Aproveitadamente, utilizo este título para homenagear João Ubaldo Ribeiro, que merecidamente, recebeu o prémio Camões, e apenas posso dizer que “Viva o Povo Brasileiro”, é um dos poucos livros que todos devíamos ler, antes de ir para o repouso, que muitos julgam etéreo. Desvou perder muito tempo a falar do João Ubaldo Ribeiro, porque a partir do momento em que é premiado, toda a gente tenta vasculhar, para saber quem é o escritor.
Para que conste, devorei muitas crónicas suas em jornais, digo-o sem pruridos, plagiei uma parte do seu livro sobre futebol, que era uma colectânea de artigos feitos para a Globo. Sinceramente, não gostei de ler o seu livro mais controverso, “A casa dos budas ditosos”.
Ainda sobre Ubaldo Ribeiro, vem a talhe de foice, uma resposta sua sobre o facto do “Viva o Povo Brasileiro”, ser um livro “obeso” em termos de apresentação, algo que era inabitual em si, ao que ele diz com o humor que o caracteriza, que “Um bom livro tem de se manter sozinho em pé”, e em setecentas páginas, a história do Brasil mescla-se com a nossa e com a portuguesa, duma forma alegre, numa síntese perfeita:” O segredo da Verdade é o seguinte: não existem fatos só existem histórias”.

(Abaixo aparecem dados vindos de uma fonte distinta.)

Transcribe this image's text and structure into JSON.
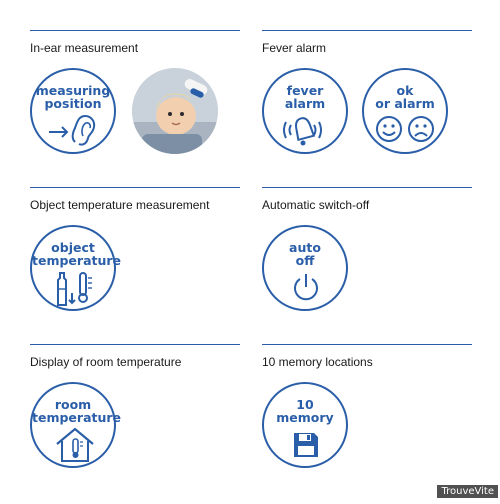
{
  "features": [
    {
      "title": "In-ear measurement",
      "badges": [
        {
          "label_lines": [
            "measuring",
            "position"
          ],
          "icon": "ear-icon"
        },
        {
          "photo": "child-ear-photo"
        }
      ]
    },
    {
      "title": "Fever alarm",
      "badges": [
        {
          "label_lines": [
            "fever",
            "alarm"
          ],
          "icon": "bell-icon"
        },
        {
          "label_lines": [
            "ok",
            "or alarm"
          ],
          "icon": "smiley-faces-icon"
        }
      ]
    },
    {
      "title": "Object temperature measurement",
      "badges": [
        {
          "label_lines": [
            "object",
            "temperature"
          ],
          "icon": "bottle-thermometer-icon"
        }
      ]
    },
    {
      "title": "Automatic switch-off",
      "badges": [
        {
          "label_lines": [
            "auto",
            "off"
          ],
          "icon": "power-icon"
        }
      ]
    },
    {
      "title": "Display of room temperature",
      "badges": [
        {
          "label_lines": [
            "room",
            "temperature"
          ],
          "icon": "house-thermometer-icon"
        }
      ]
    },
    {
      "title": "10 memory locations",
      "badges": [
        {
          "label_lines": [
            "10",
            "memory"
          ],
          "icon": "floppy-disk-icon"
        }
      ]
    }
  ],
  "watermark": "TrouveVite",
  "colors": {
    "accent": "#2a5ea8",
    "text": "#1a1a1a"
  }
}
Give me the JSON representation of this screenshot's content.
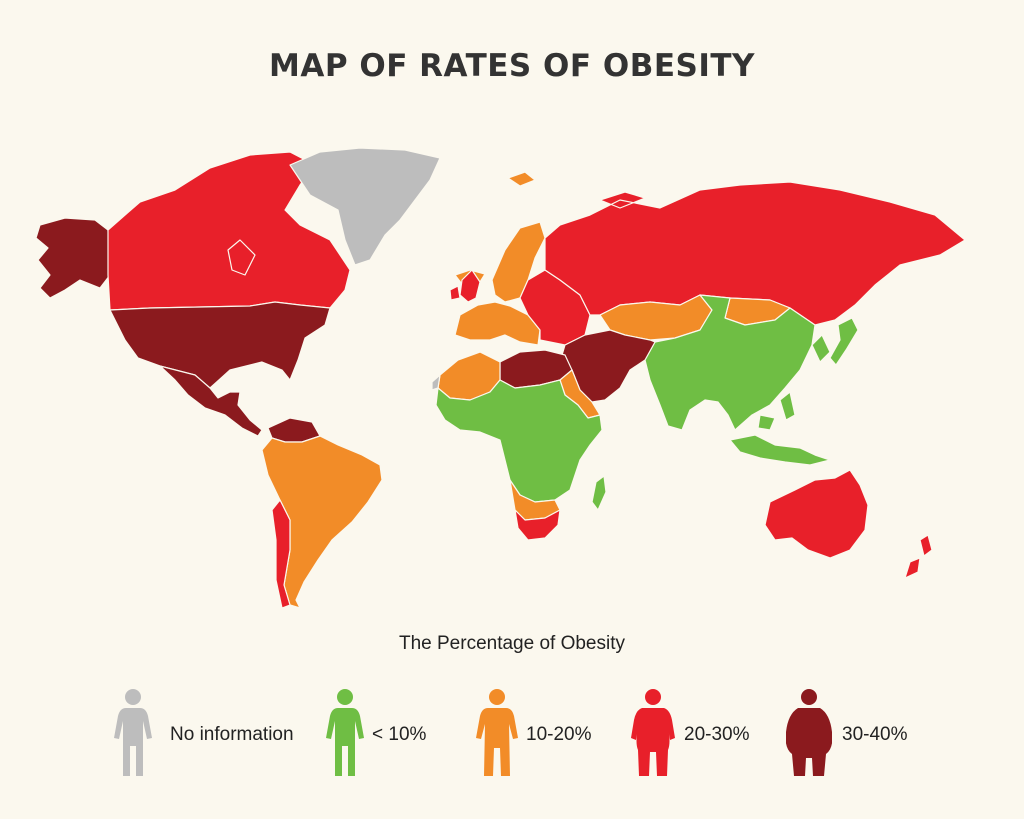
{
  "title": "MAP OF RATES OF OBESITY",
  "legend": {
    "title": "The Percentage of Obesity",
    "items": [
      {
        "label": "No information",
        "color": "#BDBDBD",
        "icon": "person-thin-icon"
      },
      {
        "label": "< 10%",
        "color": "#6FBE44",
        "icon": "person-thin-icon"
      },
      {
        "label": "10-20%",
        "color": "#F28C28",
        "icon": "person-medium-icon"
      },
      {
        "label": "20-30%",
        "color": "#E8202A",
        "icon": "person-heavy-icon"
      },
      {
        "label": "30-40%",
        "color": "#8B1A1E",
        "icon": "person-obese-icon"
      }
    ]
  },
  "map": {
    "colors": {
      "no_info": "#BDBDBD",
      "lt10": "#6FBE44",
      "p10_20": "#F28C28",
      "p20_30": "#E8202A",
      "p30_40": "#8B1A1E"
    },
    "regions": [
      {
        "name": "alaska",
        "category": "p30_40"
      },
      {
        "name": "canada",
        "category": "p20_30"
      },
      {
        "name": "usa",
        "category": "p30_40"
      },
      {
        "name": "mexico-central-america",
        "category": "p30_40"
      },
      {
        "name": "greenland",
        "category": "no_info"
      },
      {
        "name": "venezuela",
        "category": "p30_40"
      },
      {
        "name": "south-america",
        "category": "p10_20"
      },
      {
        "name": "chile",
        "category": "p20_30"
      },
      {
        "name": "iceland",
        "category": "p10_20"
      },
      {
        "name": "scandinavia",
        "category": "p10_20"
      },
      {
        "name": "uk-ireland",
        "category": "p20_30"
      },
      {
        "name": "western-europe",
        "category": "p10_20"
      },
      {
        "name": "eastern-europe",
        "category": "p20_30"
      },
      {
        "name": "russia",
        "category": "p20_30"
      },
      {
        "name": "central-asia",
        "category": "p10_20"
      },
      {
        "name": "mongolia",
        "category": "p10_20"
      },
      {
        "name": "china-south-asia",
        "category": "lt10"
      },
      {
        "name": "korea-japan",
        "category": "lt10"
      },
      {
        "name": "middle-east",
        "category": "p30_40"
      },
      {
        "name": "north-africa",
        "category": "p30_40"
      },
      {
        "name": "northwest-africa",
        "category": "p10_20"
      },
      {
        "name": "western-sahara",
        "category": "no_info"
      },
      {
        "name": "sub-saharan-africa",
        "category": "lt10"
      },
      {
        "name": "southern-africa",
        "category": "p10_20"
      },
      {
        "name": "south-africa",
        "category": "p20_30"
      },
      {
        "name": "madagascar",
        "category": "lt10"
      },
      {
        "name": "southeast-asia-islands",
        "category": "lt10"
      },
      {
        "name": "australia",
        "category": "p20_30"
      },
      {
        "name": "new-zealand",
        "category": "p20_30"
      }
    ]
  }
}
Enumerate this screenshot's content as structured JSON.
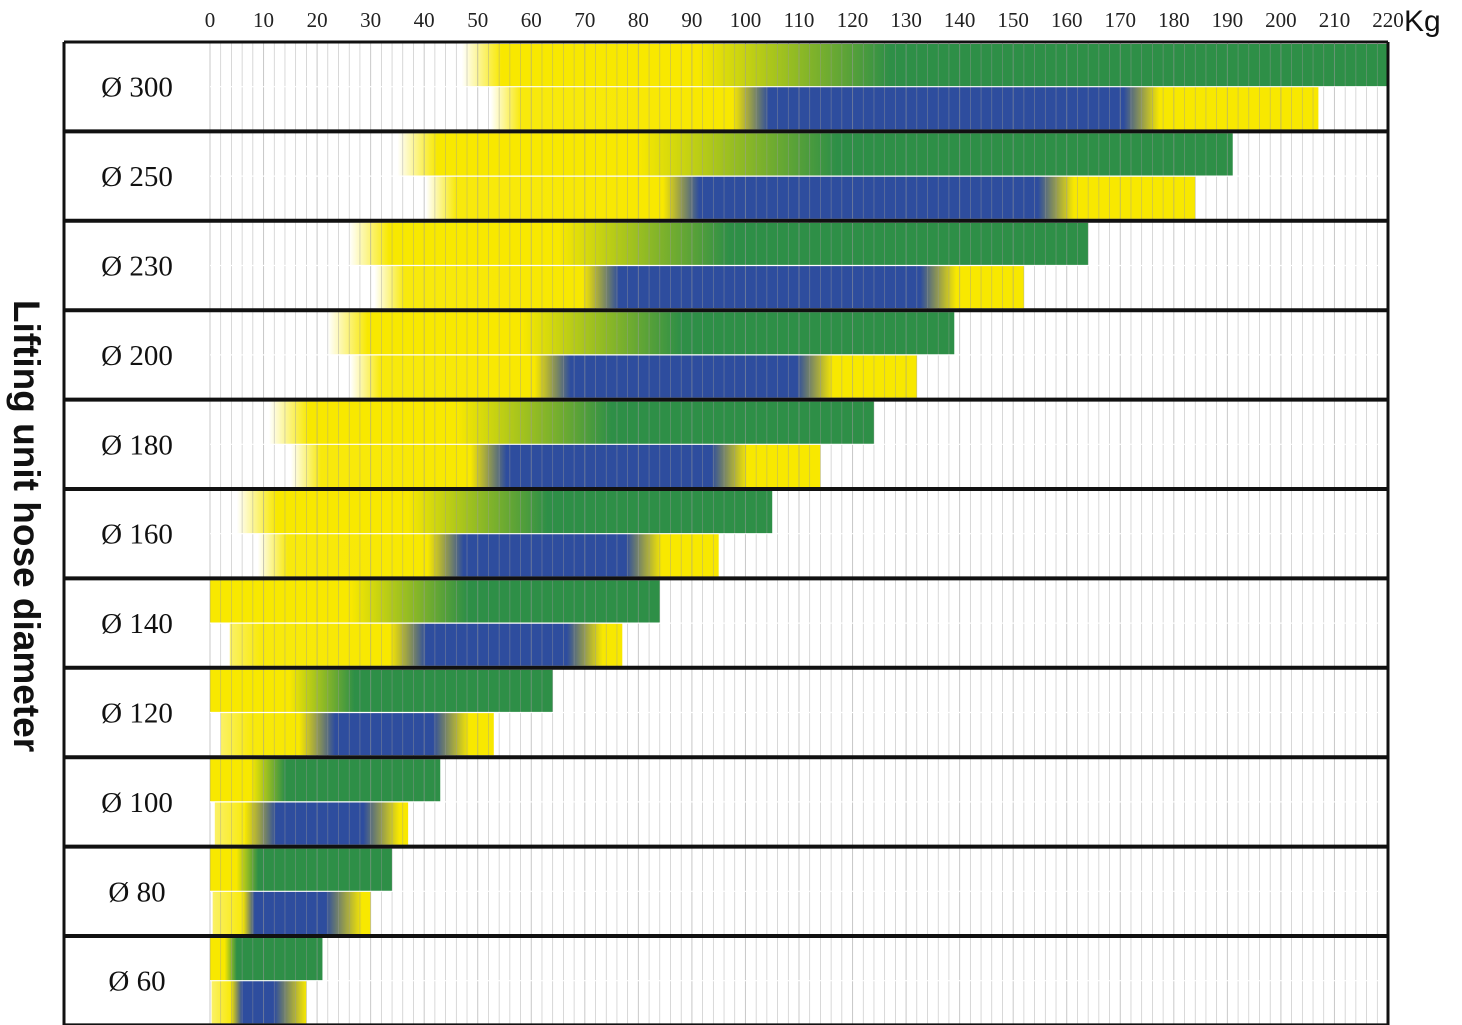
{
  "chart_data": {
    "type": "bar",
    "title": "",
    "xlabel": "",
    "x_unit": "Kg",
    "ylabel": "Lifting unit hose diameter",
    "xlim": [
      0,
      220
    ],
    "x_ticks": [
      "0",
      "10",
      "20",
      "30",
      "40",
      "50",
      "60",
      "70",
      "80",
      "90",
      "100",
      "110",
      "120",
      "130",
      "140",
      "150",
      "160",
      "170",
      "180",
      "190",
      "200",
      "210",
      "220"
    ],
    "grid": true,
    "legend": "none",
    "colors": {
      "yellow": "#f8e800",
      "green": "#2e8f47",
      "blue": "#2e4d9e",
      "grid": "#9a9a9a",
      "border": "#111111"
    },
    "rows": [
      {
        "label": "Ø 300",
        "upper_yellow_start": 47,
        "upper_green_start": 127,
        "upper_end": 220,
        "lower_blue_start": 101,
        "lower_blue_end": 174,
        "lower_end": 207
      },
      {
        "label": "Ø 250",
        "upper_yellow_start": 35,
        "upper_green_start": 117,
        "upper_end": 191,
        "lower_blue_start": 88,
        "lower_blue_end": 158,
        "lower_end": 184
      },
      {
        "label": "Ø 230",
        "upper_yellow_start": 26,
        "upper_green_start": 97,
        "upper_end": 164,
        "lower_blue_start": 73,
        "lower_blue_end": 136,
        "lower_end": 152
      },
      {
        "label": "Ø 200",
        "upper_yellow_start": 22,
        "upper_green_start": 88,
        "upper_end": 139,
        "lower_blue_start": 64,
        "lower_blue_end": 113,
        "lower_end": 132
      },
      {
        "label": "Ø 180",
        "upper_yellow_start": 11,
        "upper_green_start": 75,
        "upper_end": 124,
        "lower_blue_start": 52,
        "lower_blue_end": 97,
        "lower_end": 114
      },
      {
        "label": "Ø 160",
        "upper_yellow_start": 5,
        "upper_green_start": 63,
        "upper_end": 105,
        "lower_blue_start": 44,
        "lower_blue_end": 81,
        "lower_end": 95
      },
      {
        "label": "Ø 140",
        "upper_yellow_start": 0,
        "upper_green_start": 48,
        "upper_end": 84,
        "lower_blue_start": 37,
        "lower_blue_end": 70,
        "lower_end": 77
      },
      {
        "label": "Ø 120",
        "upper_yellow_start": 0,
        "upper_green_start": 27,
        "upper_end": 64,
        "lower_blue_start": 20,
        "lower_blue_end": 45,
        "lower_end": 53
      },
      {
        "label": "Ø 100",
        "upper_yellow_start": 0,
        "upper_green_start": 14,
        "upper_end": 43,
        "lower_blue_start": 9,
        "lower_blue_end": 32,
        "lower_end": 37
      },
      {
        "label": "Ø 80",
        "upper_yellow_start": 0,
        "upper_green_start": 9,
        "upper_end": 34,
        "lower_blue_start": 5,
        "lower_blue_end": 25,
        "lower_end": 30
      },
      {
        "label": "Ø 60",
        "upper_yellow_start": 0,
        "upper_green_start": 5,
        "upper_end": 21,
        "lower_blue_start": 3,
        "lower_blue_end": 15,
        "lower_end": 18
      }
    ]
  }
}
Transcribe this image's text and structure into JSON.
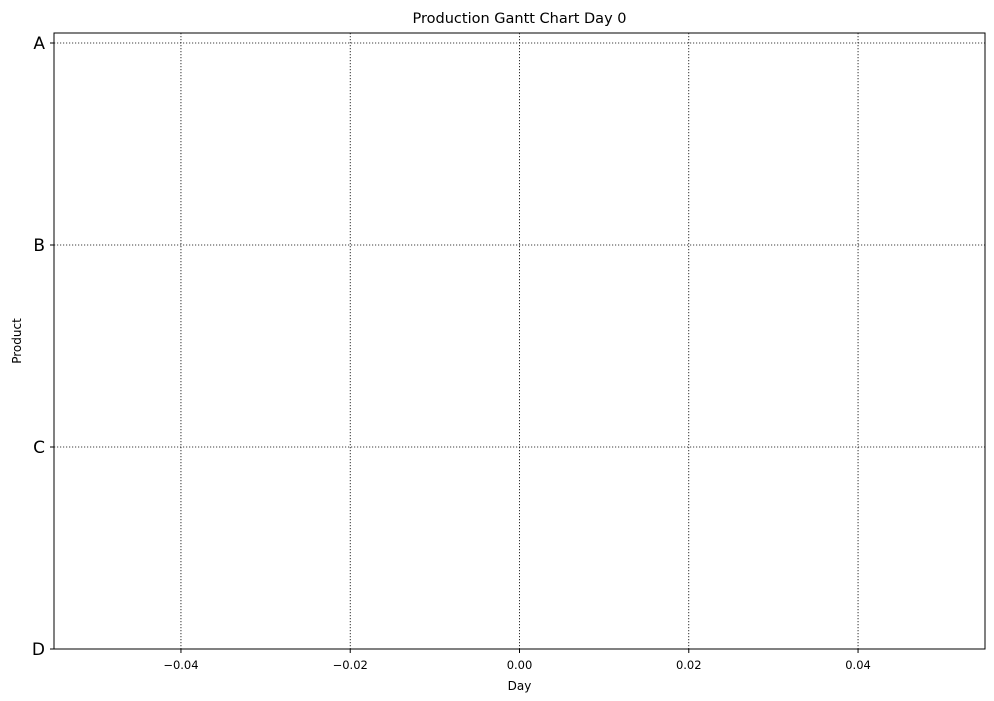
{
  "chart_data": {
    "type": "bar",
    "orientation": "horizontal",
    "title": "Production Gantt Chart Day 0",
    "xlabel": "Day",
    "ylabel": "Product",
    "xlim": [
      -0.055,
      0.055
    ],
    "xticks": [
      -0.04,
      -0.02,
      0.0,
      0.02,
      0.04
    ],
    "xtick_labels": [
      "−0.04",
      "−0.02",
      "0.00",
      "0.02",
      "0.04"
    ],
    "categories": [
      "A",
      "B",
      "C",
      "D"
    ],
    "series": [],
    "grid": true,
    "grid_style": "dotted"
  }
}
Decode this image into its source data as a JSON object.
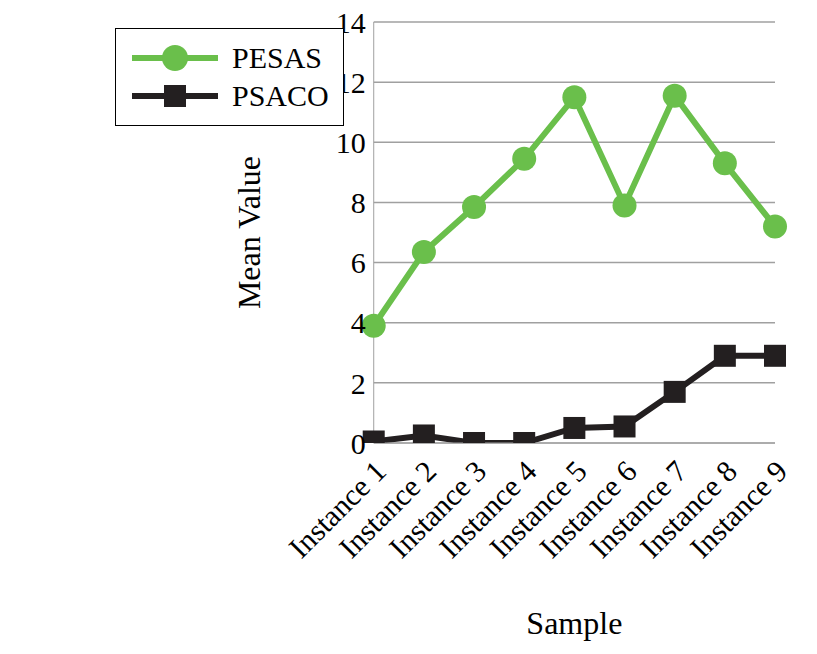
{
  "chart_data": {
    "type": "line",
    "x_label": "Sample",
    "y_label": "Mean Value",
    "categories": [
      "Instance 1",
      "Instance 2",
      "Instance 3",
      "Instance 4",
      "Instance 5",
      "Instance 6",
      "Instance 7",
      "Instance 8",
      "Instance 9"
    ],
    "series": [
      {
        "name": "PESAS",
        "color": "#6abf4b",
        "marker": "circle",
        "values": [
          3.9,
          6.35,
          7.85,
          9.45,
          11.5,
          7.9,
          11.55,
          9.3,
          7.2
        ]
      },
      {
        "name": "PSACO",
        "color": "#231f20",
        "marker": "square",
        "values": [
          0.05,
          0.25,
          0.0,
          0.0,
          0.5,
          0.55,
          1.7,
          2.9,
          2.9
        ]
      }
    ],
    "ylim": [
      0,
      14
    ],
    "yticks": [
      0,
      2,
      4,
      6,
      8,
      10,
      12,
      14
    ],
    "grid": true,
    "legend": "top-left"
  }
}
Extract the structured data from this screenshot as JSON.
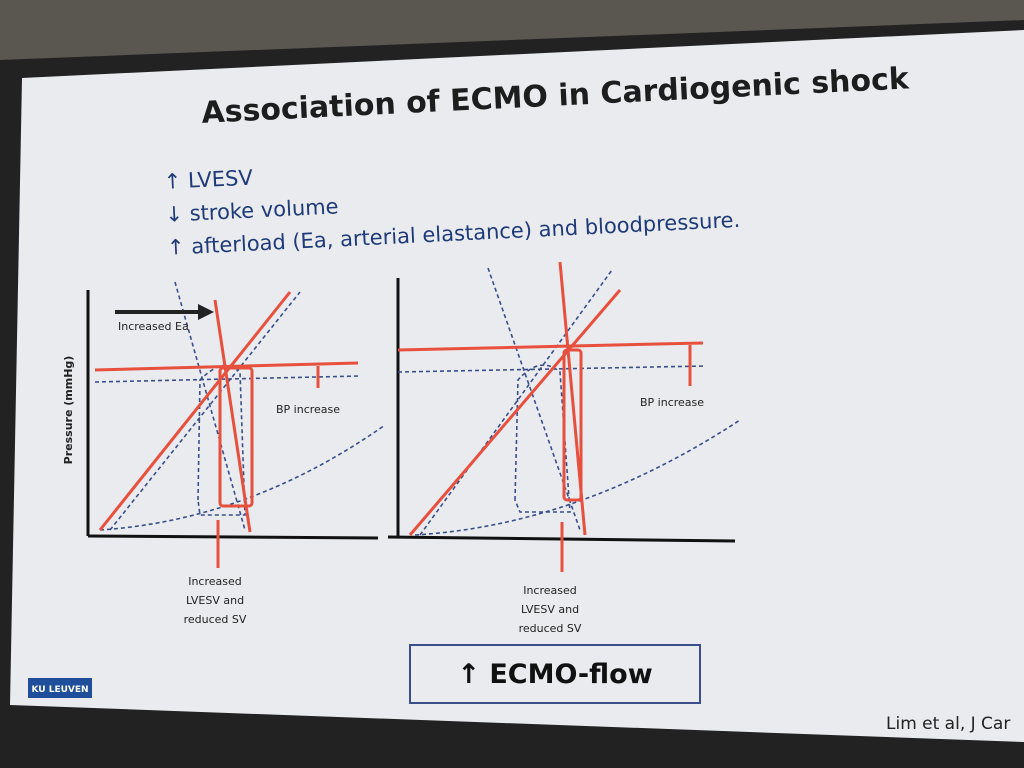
{
  "slide": {
    "title": "Association of ECMO in Cardiogenic shock",
    "bullets": [
      "↑ LVESV",
      "↓ stroke volume",
      "↑ afterload (Ea, arterial elastance) and bloodpressure."
    ],
    "left_diagram": {
      "y_axis_label": "Pressure (mmHg)",
      "ea_label": "Increased Ea",
      "bp_label": "BP increase",
      "lvesv_label": [
        "Increased",
        "LVESV and",
        "reduced SV"
      ]
    },
    "right_diagram": {
      "bp_label": "BP increase",
      "lvesv_label": [
        "Increased",
        "LVESV and",
        "reduced SV"
      ]
    },
    "ecmo_box": "↑ ECMO-flow",
    "logo": "KU LEUVEN",
    "citation": "Lim et al, J Car"
  }
}
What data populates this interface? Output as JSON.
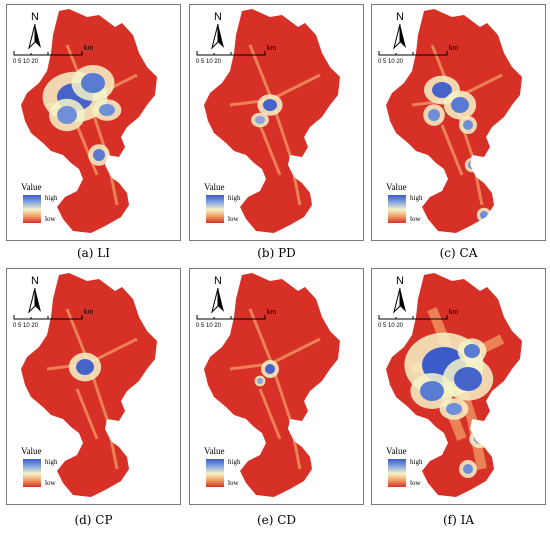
{
  "north_label": "N",
  "scale": {
    "unit": "km",
    "ticks": "0  5  10     20"
  },
  "legend": {
    "title": "Value",
    "high": "high",
    "low": "low"
  },
  "colors": {
    "low": "#d73027",
    "mid": "#f6f3c8",
    "high": "#3b5bc8"
  },
  "panels": [
    {
      "caption": "(a) LI"
    },
    {
      "caption": "(b) PD"
    },
    {
      "caption": "(c) CA"
    },
    {
      "caption": "(d) CP"
    },
    {
      "caption": "(e) CD"
    },
    {
      "caption": "(f) IA"
    }
  ]
}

Já que o assunto, é um circunstancial devaneio sobre as letras brasileiras, não gostava de deixar de mencionar o meu eleito, Graciliano Ramos, que numa resposta em 1948, definiu a escrita apenas nisto: "Deve-se escrever da mesma maneira como as lavadeiras lá de Alagoas fazem seu ofício. Elas começam com uma primeira lavada, molham a roupa suja na beira da lagoa ou do riacho, torcem o pano, molham-no novamente, voltam a torcer. Colocam o anil, ensaboam e torcem uma, duas vezes. Depois enxaguam, dão mais uma molhada, agora jogando a água com a mão. Batem o pano na laje ou na pedra limpa, e dão mais uma torcida e mais outra, torcem até não pingar do pano uma só gota. Somente depois de feito tudo isso é que elas dependuram a roupa lavada na corda ou no varal, para secar. Pois quem se mete a escrever devia fazer a mesma coisa. A palavra não foi feita para enfeitar, brilhar como ouro falso; a palavra foi feita para dizer.". Graciliano Ramos, numa determinada classe de mestres de literatura anglo-saxónicos liberais, era “um pouco o William Faulkner brasileiro”, numa xenofobia involuntária, mas a realidade, é que ambos trilharam caminhos iguais talvez sabendo pouco um do outro, e ambos foram proscritos por intolerância política nos seus países. Importa salientar que Faulkner foi nas décadas de cinquenta e sessenta, uma referencia de tomo na literatura latino-americana, o que foi excelente, embora isso seja mais evidente na escrita de expressão castelhana do que na portuguesa.Neste deambular rápido pela escrita, não posso omitir que Jorge Amado foi referente, na minha afirmação ideológica e política, numa fase algo debutante, o que me fez ler com enorme sofreguidão a sua obra completa, e ter relido os seus “Subterrâneos da Liberdade”, obra marcadamente panfletária, e onde o arquitecto Óscar Niemeyer é uma personagem relevante. Penso que a fase final da escrita de Jorge Amado foi deprimente, e sinceramente podia-nos ter poupado, a que tivéssemos que ler Zélia Gatai, essa sim uma poeta menor, não “medíocre”, porque detestaria ser acusado de sobranceria no uso da palavra.
Tendo em conta que se falou de “um livro que se mantenha de pé sozinho”, vou recomendando a leitura de um “com obesidade mórbida”, que tem 900 páginas, mas que foi nos últimos tempos a coisa que mais sono me tirou, tal a “voracidade” com que o li: “As Benevolentes” de Jonathan Littel, que é uma descrição pungente, sem cinismos, da ascensão e queda do nazismo na Europa, descrito por um oficial nazi, que assume tudo sem que no livro se veja qualquer remorso, ou qualquer tentativa ainda que pueril de expiação, por tudo o que fez, assistiu e consentiu e acreditou (Editado em português pela D. Quixote).